His discipline was often excessive and cruel. One punishment required me, at seven or eight years old, to stand facing a wall on one foot. If my raised foot touched the ground, he would slap me and restart the clock. This would continue for long periods while my mother pleaded with him and arguments erupted around me.

On another occasion, he wanted to see what would happen if he drove nails through a paddle-ball board and used it to strike someone. I became the test subject. He made me remove my pants and hit me repeatedly. I could barely sit down for days afterward.

While my stepfather was abusive, my mother became overprotective. She rarely allowed me to have friends over, and I was never permitted to visit other children’s homes. She feared that people would discover what was happening inside our house.

Because my stepfather spent much of his money on alcohol, my mother had to work. Long before the term existed, I became a latchkey kid. In the mornings, I often had Carnation Instant Breakfast before heading to school. In the evenings, I came home to a TV dinner that I heated myself. I completed my homework and hoped my stepfather would not come home. If he did, I retreated to my room. Books became my refuge. I loved to read and often lost myself in stories that took me far away from the realities of home.

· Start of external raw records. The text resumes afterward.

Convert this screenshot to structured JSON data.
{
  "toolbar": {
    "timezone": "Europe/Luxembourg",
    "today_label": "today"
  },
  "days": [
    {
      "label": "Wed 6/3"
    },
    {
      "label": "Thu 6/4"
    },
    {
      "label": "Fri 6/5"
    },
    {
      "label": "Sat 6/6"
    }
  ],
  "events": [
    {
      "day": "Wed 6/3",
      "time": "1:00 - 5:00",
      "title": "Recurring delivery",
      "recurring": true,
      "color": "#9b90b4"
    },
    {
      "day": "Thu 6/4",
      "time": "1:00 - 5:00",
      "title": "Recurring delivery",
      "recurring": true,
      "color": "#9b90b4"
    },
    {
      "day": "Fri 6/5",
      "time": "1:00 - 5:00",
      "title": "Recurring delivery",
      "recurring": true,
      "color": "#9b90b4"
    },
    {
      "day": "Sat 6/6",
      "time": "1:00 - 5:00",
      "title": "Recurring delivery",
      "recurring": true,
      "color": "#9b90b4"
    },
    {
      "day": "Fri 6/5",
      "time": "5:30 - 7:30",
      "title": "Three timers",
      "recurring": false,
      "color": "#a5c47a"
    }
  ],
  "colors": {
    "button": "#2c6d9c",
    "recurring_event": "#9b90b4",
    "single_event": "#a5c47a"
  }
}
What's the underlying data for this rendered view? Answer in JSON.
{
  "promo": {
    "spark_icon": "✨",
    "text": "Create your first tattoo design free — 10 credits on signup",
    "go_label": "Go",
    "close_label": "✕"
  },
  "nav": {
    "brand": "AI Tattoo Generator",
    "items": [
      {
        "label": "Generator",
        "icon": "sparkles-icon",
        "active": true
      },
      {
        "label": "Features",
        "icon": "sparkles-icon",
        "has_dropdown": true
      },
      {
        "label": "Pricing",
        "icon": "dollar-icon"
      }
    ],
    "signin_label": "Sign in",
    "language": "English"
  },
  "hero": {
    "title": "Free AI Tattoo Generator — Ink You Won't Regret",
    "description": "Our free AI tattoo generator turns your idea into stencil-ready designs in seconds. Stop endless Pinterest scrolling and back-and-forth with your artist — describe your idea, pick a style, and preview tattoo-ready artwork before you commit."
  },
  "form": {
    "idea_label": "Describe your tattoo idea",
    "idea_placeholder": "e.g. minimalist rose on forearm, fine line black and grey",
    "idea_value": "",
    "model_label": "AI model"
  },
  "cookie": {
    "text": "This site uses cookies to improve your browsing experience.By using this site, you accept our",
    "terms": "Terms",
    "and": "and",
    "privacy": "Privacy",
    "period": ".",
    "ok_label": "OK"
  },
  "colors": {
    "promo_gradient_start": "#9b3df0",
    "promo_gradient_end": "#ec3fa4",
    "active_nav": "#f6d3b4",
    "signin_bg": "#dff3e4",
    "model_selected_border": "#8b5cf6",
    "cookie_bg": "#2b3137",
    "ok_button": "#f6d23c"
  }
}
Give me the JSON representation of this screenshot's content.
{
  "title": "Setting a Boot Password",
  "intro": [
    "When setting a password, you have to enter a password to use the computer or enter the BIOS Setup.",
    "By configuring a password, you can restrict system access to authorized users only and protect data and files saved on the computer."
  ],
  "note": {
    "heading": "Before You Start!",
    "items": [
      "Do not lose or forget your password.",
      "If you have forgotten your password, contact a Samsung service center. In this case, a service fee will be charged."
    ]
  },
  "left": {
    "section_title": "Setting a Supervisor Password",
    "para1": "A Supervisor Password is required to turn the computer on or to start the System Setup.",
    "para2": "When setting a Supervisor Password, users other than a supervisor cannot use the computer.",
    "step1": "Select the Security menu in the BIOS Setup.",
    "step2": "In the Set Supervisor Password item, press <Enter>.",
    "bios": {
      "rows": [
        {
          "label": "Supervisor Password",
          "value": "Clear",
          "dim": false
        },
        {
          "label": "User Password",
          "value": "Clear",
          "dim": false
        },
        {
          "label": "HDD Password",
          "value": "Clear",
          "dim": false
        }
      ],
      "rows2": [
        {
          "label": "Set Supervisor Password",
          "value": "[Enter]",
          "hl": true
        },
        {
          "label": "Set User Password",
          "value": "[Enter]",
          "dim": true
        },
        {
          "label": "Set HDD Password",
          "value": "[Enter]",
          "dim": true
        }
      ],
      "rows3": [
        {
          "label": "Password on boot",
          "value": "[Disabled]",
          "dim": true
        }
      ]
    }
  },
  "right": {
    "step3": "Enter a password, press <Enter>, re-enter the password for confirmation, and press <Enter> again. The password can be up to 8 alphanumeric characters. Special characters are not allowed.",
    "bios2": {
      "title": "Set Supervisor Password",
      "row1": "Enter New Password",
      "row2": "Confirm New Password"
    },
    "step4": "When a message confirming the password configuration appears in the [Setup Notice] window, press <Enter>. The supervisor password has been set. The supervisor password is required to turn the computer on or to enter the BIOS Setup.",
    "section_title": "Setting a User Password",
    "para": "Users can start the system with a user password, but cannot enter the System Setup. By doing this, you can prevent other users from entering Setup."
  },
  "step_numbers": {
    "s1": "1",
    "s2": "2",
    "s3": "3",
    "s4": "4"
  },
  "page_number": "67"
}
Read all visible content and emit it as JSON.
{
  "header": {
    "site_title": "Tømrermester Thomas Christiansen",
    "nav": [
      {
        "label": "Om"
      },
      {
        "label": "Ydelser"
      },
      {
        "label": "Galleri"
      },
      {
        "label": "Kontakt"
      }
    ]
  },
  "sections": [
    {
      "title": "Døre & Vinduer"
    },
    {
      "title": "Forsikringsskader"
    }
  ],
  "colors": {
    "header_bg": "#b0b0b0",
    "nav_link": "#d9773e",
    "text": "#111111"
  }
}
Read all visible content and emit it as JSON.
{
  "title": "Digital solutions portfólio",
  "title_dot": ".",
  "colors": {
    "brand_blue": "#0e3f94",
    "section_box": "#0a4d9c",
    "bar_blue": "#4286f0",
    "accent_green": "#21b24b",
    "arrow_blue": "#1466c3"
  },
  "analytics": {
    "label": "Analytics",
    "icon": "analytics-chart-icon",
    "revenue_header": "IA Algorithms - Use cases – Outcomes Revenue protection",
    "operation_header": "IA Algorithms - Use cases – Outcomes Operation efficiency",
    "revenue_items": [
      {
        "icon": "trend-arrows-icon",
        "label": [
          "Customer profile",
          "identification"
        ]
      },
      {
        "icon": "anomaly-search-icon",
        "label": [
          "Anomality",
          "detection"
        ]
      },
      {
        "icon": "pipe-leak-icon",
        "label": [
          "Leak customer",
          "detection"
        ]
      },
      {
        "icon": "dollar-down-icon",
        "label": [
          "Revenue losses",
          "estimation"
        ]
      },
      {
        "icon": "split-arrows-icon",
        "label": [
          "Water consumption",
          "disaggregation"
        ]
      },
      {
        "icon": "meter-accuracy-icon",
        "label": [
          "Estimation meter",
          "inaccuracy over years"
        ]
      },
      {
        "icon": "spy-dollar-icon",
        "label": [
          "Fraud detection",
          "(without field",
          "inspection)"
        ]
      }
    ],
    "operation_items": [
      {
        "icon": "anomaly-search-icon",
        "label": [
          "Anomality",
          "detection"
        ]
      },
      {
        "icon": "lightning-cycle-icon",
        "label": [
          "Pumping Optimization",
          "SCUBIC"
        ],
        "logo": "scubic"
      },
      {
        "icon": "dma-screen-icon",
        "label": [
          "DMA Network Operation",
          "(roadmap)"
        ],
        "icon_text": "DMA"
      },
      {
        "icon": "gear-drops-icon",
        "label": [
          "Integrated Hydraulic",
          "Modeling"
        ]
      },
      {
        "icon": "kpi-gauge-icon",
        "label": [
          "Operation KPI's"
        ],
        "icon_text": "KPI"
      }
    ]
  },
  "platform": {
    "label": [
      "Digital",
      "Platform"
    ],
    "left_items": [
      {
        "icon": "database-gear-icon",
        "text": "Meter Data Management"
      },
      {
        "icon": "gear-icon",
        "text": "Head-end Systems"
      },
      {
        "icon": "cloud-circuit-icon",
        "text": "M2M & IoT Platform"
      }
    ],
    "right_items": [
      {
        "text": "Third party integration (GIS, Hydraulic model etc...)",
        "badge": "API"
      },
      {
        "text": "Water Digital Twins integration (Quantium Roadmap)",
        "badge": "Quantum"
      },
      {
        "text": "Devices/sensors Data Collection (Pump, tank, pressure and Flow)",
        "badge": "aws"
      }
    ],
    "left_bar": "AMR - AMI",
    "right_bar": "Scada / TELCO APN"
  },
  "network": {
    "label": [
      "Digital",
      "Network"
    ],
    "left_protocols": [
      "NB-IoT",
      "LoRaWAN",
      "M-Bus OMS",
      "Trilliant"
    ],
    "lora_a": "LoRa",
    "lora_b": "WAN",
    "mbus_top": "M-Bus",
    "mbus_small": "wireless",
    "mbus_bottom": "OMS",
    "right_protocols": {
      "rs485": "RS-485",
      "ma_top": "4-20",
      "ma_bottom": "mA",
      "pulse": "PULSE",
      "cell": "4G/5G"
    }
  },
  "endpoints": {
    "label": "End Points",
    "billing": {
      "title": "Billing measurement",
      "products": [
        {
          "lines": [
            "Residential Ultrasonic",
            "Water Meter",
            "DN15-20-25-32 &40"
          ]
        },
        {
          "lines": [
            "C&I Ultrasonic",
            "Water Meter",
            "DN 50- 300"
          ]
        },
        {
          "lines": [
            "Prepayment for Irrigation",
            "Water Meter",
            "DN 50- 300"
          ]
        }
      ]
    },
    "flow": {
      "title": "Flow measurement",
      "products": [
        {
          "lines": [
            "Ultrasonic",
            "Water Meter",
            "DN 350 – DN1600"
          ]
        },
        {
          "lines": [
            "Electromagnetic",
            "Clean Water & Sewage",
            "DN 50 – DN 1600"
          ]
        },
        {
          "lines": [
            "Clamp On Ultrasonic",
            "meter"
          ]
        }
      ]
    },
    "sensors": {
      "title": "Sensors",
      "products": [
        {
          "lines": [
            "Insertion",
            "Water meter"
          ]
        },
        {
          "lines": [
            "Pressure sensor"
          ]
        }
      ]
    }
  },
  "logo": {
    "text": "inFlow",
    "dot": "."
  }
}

Why share these memories? Over the years I came to understand that my stepfather was fighting demons he could never overcome. That understanding does not excuse his actions, but it does help explain them. Eventually, he traveled to Montana and rented a cabin. A week later he was found there, surrounded by empty vodka bottles, having taken his own life with a self-inflicted gunshot wound. The demons won.

By that time, I had not seen him in fifteen years. I had moved to New York, married, and started a family of my own. Yet something significant had already begun to happen in my heart. Before I received news of his death, I had started the difficult process of forgiveness.

I realized that if I wanted to grow and heal, I needed to forgive—not only my stepfather, but also my mother. Forgiveness was not easy, nor did it happen overnight. But I knew that if I continued carrying the pain and anger, I would spend the rest of my life reacting to my past instead of living in the present.

As I learned to forgive, I felt the weight of those old wounds begin to lift. My heart found peace. When I heard that my stepfather had died, I expected to feel relief. Instead, I felt sadness. One of my greatest disappointments was knowing that I would never have the opportunity to tell him personally that I forgave him.

Years later, however, God provided an unexpected gift. After reconnecting with my mother, I visited Texas and spent time with one of my stepbrothers. During our conversation, he shared something that deeply moved me. He told me that my stepfather had said that if he ever saw me again, he wanted him to tell me he was sorry for everything he had done. Those words did not erase the past, but they brought a measure of healing and closure I never expected to receive.

One of the greatest lessons I have learned in seventy years is the power of forgiveness. We forgive because we need healing. We forgive because it allows us to move forward. We forgive because it frees our hearts to love and our minds to be transformed.

Someone once said that refusing to forgive is like drinking poison and hoping the other person dies. They don’t. We are the ones who suffer.

Forgiveness does not mean forgetting. It does not excuse wrongdoing. It does not erase consequences. What it does is release the hold that another person’s actions have on our lives. When we forgive, we stop allowing the person who hurt us to control our future. We release them, and in doing so, we release ourselves.

Is forgiveness easy? Not at all. It is one of the hardest choices we will ever make. Yet it is also one of the most freeing. Forgiveness has the power to save us from being prisoners of our past and opens the door to a healthier future. As I look back on seventy years of life, I can say without hesitation that forgiveness changed mine.